Organismo preposto al benessere degli animali OPBA

Organismo preposto al benessere degli animali OPBA
L'OPBA ha il compito di vigilare sull'applicazione del D.lgs. 26/2014 e, più in generale, di tutelare e promuovere il benessere degli animali utilizzati a fini scientifici o didattici presso le strutture dell'Ateneo. In particolare, l'OPBA come da art.26 del D.lgs. 26/2014:
  • consiglia il personale che si occupa degli animali su questioni relative al benessere degli animali in relazione alla loro acquisizione, sistemazione, cura e impiego;
  • consiglia il personale nell'applicazione del principio della sostituzione, della riduzione e del perfezionamento, lo tiene informato sugli sviluppi tecnici e scientifici e promuove l'aggiornamento professionale del personale addetto all'utilizzo degli animali;
  • definisce e rivede i processi operativi interni di monitoraggio, di comunicazione e di verifica legati al benessere degli animali alloggiati o utilizzati nello stabilimento;
  • esprime un parere motivato sui progetti di ricerca e sulle eventuali successive modifi che, dandone comunicazione al responsabile del progetto;
  • inoltra le domande di autorizzazione dei progetti di ricerca di cui agli articoli 31 e 33, dandone comunicazione al responsabile del progetto;
  • segue lo sviluppo e l'esito dei progetti di ricerca tenendo conto degli effetti sugli animali utilizzati nonché individuando e fornendo consulenza su elementi che contribuiscono ulteriormente ai principi della sostituzione, della riduzione e del perfezionamento;
  • fornisce consulenza in merito ai programmi di reinserimento, compresa l'adeguata socializzazione degli
  • animali che devono essere reinseriti.

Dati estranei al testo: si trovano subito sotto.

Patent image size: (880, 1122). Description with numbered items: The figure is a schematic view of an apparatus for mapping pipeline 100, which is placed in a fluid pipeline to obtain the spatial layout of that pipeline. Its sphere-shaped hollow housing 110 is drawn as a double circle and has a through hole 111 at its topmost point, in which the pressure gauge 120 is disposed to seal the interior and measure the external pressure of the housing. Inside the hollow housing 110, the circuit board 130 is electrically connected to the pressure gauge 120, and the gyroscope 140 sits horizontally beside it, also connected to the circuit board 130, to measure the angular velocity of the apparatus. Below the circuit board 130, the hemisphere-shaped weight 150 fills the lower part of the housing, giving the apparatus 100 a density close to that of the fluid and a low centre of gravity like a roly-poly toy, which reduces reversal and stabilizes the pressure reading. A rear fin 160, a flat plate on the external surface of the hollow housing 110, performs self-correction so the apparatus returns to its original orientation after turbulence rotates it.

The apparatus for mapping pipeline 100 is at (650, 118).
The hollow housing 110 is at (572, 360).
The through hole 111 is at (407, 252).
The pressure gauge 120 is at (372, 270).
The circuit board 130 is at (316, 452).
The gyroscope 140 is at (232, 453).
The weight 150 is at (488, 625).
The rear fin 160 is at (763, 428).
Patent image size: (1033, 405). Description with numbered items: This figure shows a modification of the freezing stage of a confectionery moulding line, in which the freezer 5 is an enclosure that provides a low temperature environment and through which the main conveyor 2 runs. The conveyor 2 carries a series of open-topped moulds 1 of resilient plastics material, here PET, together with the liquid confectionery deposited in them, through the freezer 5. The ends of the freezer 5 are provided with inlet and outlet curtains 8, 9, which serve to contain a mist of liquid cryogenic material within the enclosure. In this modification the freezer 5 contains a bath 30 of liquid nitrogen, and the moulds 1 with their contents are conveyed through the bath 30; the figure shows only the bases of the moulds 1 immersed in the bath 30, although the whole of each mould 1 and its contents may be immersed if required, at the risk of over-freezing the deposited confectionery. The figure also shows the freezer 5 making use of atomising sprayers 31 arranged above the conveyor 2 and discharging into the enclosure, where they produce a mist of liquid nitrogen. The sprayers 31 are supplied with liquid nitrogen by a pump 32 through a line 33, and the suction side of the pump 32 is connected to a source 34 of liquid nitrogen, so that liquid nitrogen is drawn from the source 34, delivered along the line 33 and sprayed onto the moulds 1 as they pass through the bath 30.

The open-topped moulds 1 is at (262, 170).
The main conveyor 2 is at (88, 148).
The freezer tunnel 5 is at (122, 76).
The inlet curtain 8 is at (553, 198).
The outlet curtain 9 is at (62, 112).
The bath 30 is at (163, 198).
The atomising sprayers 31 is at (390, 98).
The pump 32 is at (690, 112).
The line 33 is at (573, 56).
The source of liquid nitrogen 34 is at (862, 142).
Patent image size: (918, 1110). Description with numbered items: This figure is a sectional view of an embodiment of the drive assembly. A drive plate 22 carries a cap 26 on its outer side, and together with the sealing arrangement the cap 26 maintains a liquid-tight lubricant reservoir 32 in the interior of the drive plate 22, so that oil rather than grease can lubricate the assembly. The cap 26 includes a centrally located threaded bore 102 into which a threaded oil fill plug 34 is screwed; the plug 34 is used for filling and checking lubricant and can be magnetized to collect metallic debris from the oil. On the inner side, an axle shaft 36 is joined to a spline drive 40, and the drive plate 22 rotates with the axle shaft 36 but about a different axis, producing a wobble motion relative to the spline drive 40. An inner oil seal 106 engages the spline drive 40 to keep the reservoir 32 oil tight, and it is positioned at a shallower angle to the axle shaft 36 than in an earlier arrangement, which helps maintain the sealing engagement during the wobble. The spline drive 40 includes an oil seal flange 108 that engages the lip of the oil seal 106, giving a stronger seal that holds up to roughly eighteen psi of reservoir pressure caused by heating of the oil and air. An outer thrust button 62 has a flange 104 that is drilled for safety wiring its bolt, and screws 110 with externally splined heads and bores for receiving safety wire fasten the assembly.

Ai fini del rilascio del parere di cui al comma 1, lettera d) , l'organismo preposto al benessere degli animali valuta:
  • la corretta applicazione del decreto legislativo 26/2014;
  • la rilevanza tecnico-scientifica del progetto;
  • gli obblighi derivanti dalle normative europee e internazionali o farmacopee per lo sviluppo e la sicurezza dei farmaci e i saggi tossicologici relativi a sostanze chimiche e naturali;
  • la possibilità di sostituire una o più procedure con metodi alternativi di cui all'articolo 1, comma 2;
  • l'adeguata formazione e la congruità dei ruoli professionali del personale utilizzatore indicato nel progetto;
  • la valutazione del danno/beneficio.

I componenti dell'organismo assolvono il loro mandato in regime di riservatezza.
L'organismo riporta in appositi registri, messi a disposizione dell'autorità competente, le consulenze fornite e le relative decisioni e provvede alla loro conservazione per un periodo di almeno sei anni.
Il mancato rispetto delle regole previste dalla legge italiana in fatto di utilizzo degli animali comporta sanzioni civili, penali ed amministrative.
L'OPBA dell'Università di Verona coincide con il Comitato Tecnico Scientifico per la Cura e l'Utilizzo degli animali (CTS), che è l'organo di indirizzo, di programmazione e di coordinamento del CIRSAL (Centro Interdipartimentale di Servizi per la Ricerca che utilizza Animali da Laboratorio).
Il CTS ha i compiti previsti dall'art. 8 del regolamento del centro.